2. Have enough electric field around the filament surface to make electrons leave the metal surface.
3. Have enough field strength in the gas around the filaments, for the electron's mean free path to allow them to pick up enough kinetic energy, that when they hit a neutral gas atom they will ionize that atom. (ie knock off one or more electrons.)
If that all happens the tube will have an ionization cascade in the vicinity of the filaments, and the resulting charged particles (electrons and atoms, ie plasma, which is very conductive) carry an intensified charge gradient down the tube to the other end (or meet a similar gradient coming the other way.) Once the entire tube is full of plasma there's very little electrical resistance between the ends, ie not much electric field can exist anymore. The tube will carry whatever current the ballast allows. (This ignores a whole lot of more complex plasma behaviors, like double walls, Birkeland currents, magnetic effects, velocity waves, etc, but fluoro tubes are optimized to mostly avoid such effects.)
So the early phase of tube startup depends on field strength around the filaments. Early battens had grounded metal spring contacts that earthed the metal end caps on the tubes - which are close to the filaments. This helped. Same as someone mentioned wrapping a grounded foil strip around the tube.
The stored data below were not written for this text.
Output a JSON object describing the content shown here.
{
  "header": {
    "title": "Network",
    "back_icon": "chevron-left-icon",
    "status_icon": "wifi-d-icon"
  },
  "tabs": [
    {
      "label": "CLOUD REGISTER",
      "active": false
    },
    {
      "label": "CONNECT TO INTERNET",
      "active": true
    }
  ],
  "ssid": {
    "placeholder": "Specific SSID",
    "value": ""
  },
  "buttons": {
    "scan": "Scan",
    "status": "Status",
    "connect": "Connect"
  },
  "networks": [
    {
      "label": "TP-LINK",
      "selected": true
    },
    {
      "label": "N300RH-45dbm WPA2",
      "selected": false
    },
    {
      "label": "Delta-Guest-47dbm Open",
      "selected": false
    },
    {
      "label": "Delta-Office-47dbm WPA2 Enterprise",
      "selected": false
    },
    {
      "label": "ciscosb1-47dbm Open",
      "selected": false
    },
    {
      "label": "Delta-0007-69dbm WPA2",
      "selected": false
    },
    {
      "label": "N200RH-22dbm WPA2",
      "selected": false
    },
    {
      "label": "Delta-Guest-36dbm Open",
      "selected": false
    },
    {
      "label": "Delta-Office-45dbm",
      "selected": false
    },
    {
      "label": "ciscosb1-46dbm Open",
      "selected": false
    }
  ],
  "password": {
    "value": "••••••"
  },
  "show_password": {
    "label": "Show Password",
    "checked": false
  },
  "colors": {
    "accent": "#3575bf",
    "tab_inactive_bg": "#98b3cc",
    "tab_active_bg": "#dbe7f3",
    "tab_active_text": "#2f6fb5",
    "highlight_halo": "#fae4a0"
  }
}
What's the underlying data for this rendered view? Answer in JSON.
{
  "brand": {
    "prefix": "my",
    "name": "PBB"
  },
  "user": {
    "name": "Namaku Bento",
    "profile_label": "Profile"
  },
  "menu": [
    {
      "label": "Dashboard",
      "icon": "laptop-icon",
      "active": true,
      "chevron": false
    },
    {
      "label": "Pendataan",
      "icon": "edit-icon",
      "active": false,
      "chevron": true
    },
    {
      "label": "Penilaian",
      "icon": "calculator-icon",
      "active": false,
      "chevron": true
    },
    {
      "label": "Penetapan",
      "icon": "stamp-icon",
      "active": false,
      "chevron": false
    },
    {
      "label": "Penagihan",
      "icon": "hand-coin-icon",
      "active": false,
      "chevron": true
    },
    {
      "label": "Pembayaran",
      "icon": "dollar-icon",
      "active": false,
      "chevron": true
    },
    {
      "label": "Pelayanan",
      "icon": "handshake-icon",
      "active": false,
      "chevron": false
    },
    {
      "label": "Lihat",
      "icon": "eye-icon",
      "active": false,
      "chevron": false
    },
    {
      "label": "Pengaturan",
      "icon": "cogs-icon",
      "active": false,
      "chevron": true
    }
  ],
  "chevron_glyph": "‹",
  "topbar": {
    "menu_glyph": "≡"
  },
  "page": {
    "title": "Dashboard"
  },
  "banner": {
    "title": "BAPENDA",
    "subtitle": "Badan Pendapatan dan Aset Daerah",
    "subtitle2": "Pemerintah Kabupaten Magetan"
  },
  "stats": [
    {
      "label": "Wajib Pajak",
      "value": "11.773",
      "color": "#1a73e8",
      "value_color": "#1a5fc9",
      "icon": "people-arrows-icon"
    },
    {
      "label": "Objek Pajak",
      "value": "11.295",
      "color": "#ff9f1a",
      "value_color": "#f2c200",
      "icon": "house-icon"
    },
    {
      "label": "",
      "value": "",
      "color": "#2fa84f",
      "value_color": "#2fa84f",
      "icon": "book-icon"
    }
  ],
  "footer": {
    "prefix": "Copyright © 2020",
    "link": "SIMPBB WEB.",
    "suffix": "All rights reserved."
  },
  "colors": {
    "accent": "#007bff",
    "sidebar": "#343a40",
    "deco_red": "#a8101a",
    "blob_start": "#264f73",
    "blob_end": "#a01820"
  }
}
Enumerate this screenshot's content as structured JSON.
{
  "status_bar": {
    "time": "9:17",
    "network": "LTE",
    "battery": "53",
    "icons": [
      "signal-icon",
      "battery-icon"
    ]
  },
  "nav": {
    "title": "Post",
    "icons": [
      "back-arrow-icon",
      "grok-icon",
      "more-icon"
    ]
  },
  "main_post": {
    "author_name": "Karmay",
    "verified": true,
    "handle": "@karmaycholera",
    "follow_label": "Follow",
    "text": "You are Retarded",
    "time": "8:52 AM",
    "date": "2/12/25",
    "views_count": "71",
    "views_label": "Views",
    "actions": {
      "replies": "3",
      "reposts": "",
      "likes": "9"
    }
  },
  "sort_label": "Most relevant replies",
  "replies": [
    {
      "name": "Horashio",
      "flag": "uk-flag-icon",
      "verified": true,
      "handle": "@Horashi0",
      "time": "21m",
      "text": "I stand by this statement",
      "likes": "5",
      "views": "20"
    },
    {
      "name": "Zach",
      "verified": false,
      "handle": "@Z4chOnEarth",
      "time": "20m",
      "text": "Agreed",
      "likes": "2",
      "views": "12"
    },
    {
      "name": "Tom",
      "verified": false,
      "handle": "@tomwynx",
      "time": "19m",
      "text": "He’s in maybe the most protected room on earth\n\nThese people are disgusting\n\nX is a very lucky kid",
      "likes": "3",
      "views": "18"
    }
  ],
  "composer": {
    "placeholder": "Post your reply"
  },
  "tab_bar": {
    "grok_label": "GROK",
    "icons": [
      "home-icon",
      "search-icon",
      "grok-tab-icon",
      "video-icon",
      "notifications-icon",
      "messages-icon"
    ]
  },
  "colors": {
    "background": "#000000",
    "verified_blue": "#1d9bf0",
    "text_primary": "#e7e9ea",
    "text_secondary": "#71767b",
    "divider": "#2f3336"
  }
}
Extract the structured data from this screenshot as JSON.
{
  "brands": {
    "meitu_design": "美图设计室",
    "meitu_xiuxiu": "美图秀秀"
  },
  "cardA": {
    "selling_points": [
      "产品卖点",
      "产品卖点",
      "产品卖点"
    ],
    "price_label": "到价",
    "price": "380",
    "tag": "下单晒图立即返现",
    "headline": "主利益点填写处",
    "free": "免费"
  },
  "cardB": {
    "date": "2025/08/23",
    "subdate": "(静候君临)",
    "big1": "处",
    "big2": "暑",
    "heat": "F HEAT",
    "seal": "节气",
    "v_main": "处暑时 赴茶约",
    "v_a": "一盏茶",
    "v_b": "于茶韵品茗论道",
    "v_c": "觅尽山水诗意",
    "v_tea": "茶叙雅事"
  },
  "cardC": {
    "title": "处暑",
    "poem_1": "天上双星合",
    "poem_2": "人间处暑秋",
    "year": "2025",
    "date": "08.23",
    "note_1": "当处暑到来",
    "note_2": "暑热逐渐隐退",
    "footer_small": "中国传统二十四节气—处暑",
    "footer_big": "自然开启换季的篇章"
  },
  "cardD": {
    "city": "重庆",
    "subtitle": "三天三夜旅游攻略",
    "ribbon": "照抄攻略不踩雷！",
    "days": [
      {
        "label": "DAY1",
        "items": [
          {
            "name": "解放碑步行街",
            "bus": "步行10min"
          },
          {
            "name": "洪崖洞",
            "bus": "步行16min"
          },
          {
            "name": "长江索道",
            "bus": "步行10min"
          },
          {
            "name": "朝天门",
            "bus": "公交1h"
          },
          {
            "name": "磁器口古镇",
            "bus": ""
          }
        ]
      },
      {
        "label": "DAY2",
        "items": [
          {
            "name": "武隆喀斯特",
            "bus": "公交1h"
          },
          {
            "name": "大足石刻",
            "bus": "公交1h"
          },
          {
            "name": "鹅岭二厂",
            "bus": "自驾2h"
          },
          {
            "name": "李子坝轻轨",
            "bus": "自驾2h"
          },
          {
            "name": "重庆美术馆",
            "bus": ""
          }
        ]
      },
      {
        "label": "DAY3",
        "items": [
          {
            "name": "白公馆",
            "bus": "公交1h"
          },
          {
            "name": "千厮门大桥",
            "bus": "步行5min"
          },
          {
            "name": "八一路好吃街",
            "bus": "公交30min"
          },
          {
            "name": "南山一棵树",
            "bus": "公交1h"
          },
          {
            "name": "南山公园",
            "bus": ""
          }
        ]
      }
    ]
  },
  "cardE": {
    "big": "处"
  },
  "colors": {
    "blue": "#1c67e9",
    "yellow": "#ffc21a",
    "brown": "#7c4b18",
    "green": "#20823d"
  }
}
Another technique is to have a grounded strip on or close to the tube, whole length of the tube. This has also been a commercial technique. Cost cutting removed all these.
Remember that while the internal gas is neutral, the electric field inside the tube is solely determined by the charges on objects - filaments, end caps, batten body. The glass doesn't act 'capacitively' (much) because there are no free charges to accumulate on the inside of the glass, restricting the field endpoints to the inside and outside of the glass.
Once the gas is ionized, it's a completely different system. The field inside the tube is entirely dependent on the filaments and current, because there are free charges that flow to neutralize external fields.
Tube 'aging' is due to diffusion of extra gas into the tube, decreasing mean free paths. This makes the tube require higher electric fields to start, and also ultimately makes it unable to sustain a plasma.
Humidity has an influence because water molecules adhered to the outside of the glass form a somewhat conductive film, also in contact with the metal end caps. But it's not grounded, so can float to some average. This tends to reduce the local intensity of electric fields around the filaments while the gas is still neutral. Hence making it more difficult to achieve the initial ionization cascade. Unless you touch that film, which changes the average voltage since you added your body capacitance to free space even if you are not earthed.
Even in dry air, putting your finger on or near the tube ends can assist starting, for the same reasons.